Эльмира Нетесова - Изгои
Женька от испуга слова не мог сказать. Выручил Димка. Баба прижала к себе Женьку:
Да успокойся! Скажи, что стряслось? От чего наполохался, сердешный?
Женька долго пытался заговорить, но никак не мог. Наконец выдавил:
Там человечек! Настоящий. Только маленький. Совсем мертвый.
Ой, голубчик ты мой! Ентова добра пошти каждый день вывозят. Ковыряются бабы, не хотят родить и на похороны тратиться. Вовсе озверел люд! Ни стыда, ни совести не стало. Пужаться не успеваем нынче. Не то страх! Надысь сын свою мать-старуху чуть с окна не вышвырнул. Напился окоянный до белой горячки и родную матку за зверя принял. Каб не заорала, угробил бы лиходей. Вот такие нонче детки. Что с них взять? Родителев не почитают. А и вы чего от своих сбегли? Пошто дома не сидите?
Димка кое-что рассказал бабе. Та даже всплакнула отжали к мальчишкам и к себе:
Вот и я одна маюсь! Как собака: ни семьи, ни детей. И жизнь нараскоряку. Дышать и то страшно, — созналась баба. И, поскулив на свою судьбу, посоветовала ребятам не рисковать собой, собирая бутылки в мусоропроводе: — Тут же и задохнуться можно ненароком, а вот на свалке, что за городом, уже не жутко. Там нынче весь город кормится. Бомжи и старики, детва и весь люд. Кто раньше встал, тот и взял. Там на всех хватает! — посоветовала баба.
Мальчишки уже на другой день отправились на свалку построить несколько хижин. Здесь они были вне досягаемости горожан и милиции. Всякий посторонний немедленно изгонялся отсюда не только крепкими словами, а и кулаками. Потому что вся свалка уже не первый день была признана законной территорией бомжей. Здесь не просто жили, с нее кормились, одевались сотни бездомных, сыскавших приют и понимание. Здесь коротали тяжкое время, болели и умирали многие из тех, кого еще совсем недавно хорошо знали горожане. Но любовь и презренье всегда ходят об руку. Может от того имена многих не произносились вслух. Какая разница, кем был человек вчера?
Увидев мальчишек, бомжи немедля подошли к ним. Димку с Женькой долго пристально разглядывали, расспрашивали, кто они и зачем здесь объявились.
Будь мальчишки постарше, им вломили бы хорошенько и прогнали бы в город. Ведьуних есть где жить. Но вот ведь заковыка! Эти стервецы пришли сюда не без умысла! Лишившись матери и всей родни, вздумали именно здесь, на свалке, среди бомжей отыскать своего отца. «Ведь кто-то состряпал их?» — смотрят мальчишки на мужиков грязных и заросших, спившихся и больных.

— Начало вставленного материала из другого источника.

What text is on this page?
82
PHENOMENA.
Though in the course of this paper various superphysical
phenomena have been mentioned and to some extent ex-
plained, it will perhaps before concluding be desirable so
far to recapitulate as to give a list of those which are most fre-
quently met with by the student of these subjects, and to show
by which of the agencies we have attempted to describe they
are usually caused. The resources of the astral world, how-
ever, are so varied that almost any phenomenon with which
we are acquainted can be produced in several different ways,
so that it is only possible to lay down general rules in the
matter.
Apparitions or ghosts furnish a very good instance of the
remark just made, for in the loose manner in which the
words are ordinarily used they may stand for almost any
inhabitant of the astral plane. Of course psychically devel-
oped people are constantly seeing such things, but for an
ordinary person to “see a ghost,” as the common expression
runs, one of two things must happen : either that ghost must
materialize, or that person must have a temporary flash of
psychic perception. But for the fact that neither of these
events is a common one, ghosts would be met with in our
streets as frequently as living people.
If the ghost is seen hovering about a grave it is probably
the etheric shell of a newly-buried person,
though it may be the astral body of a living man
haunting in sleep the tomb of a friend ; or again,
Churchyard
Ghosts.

Сколько детей осталось в городе, брошенных бомжами на милость судьбы… Как им теперь живется, мало кого интересует Лишь во снах тронет изможденное лицо усталая улыбка — дома побывал, со своими, не надолго, памятью.
Отца ищут, мать их — сука подзаборная! Небось, в городе не сдышались. Вместе с матерью признали отцом кобеля-коммерсанта! А когда и с этим не сжились, вздумали своего вернуть? Отсюда забрать? Да кто воротится, коли душу изгадили?
Да погоди катить на мальцов! Эти то при чем? Вишь, как жизнью биты?
Нету тут отцов! Кто сюда возник, в город не вертается! И вы! Кыш отсель! — подошел костистый бомж и велел мальчишкам убираться отсюда живо.
Чтоб духом вашим не воняло! — орал вслед, надрываясь, грозя урыть всех городских, кто посмеет ступить сюда.
Эх-х! Ничего не обломилось! Прогнали и отсюда. Хорошо, что не нашкондыляли по шее, — хмыкнул Димка и добавил: — Не провели бомжей, не обхитрили.
А я и не темнил. Я взаправду хочу отца сыскать. И верил, что повезет. Да только вот плохо одно: ни ты, ни я его не помним.
Ну чтоб ты делал, если б он сыскался?
Попросил бы его жить с нами!
Где? У Катьки? — искренне изумился Димка.
Да хоть где! Ведь он все же свой!
Не сыщем мы его! Надо самим скорей в мужики выбиваться, а то придем домой пустые, девки на нас наезжать станут. Дармоедами задразнят. Вчера был прокол, сегодня, завтра прогнать могут. Что делать станем?
Ничего им не говори! — поджал губы Женька. И оба свернули к кладбищу. Там, набрав бутылок, сдали их, купили хлеба, а в сумерках вернулись домой.
Зинка с Шуркой пришли следом. Девчонки продрогли так, что даже горячий чай их не согрел.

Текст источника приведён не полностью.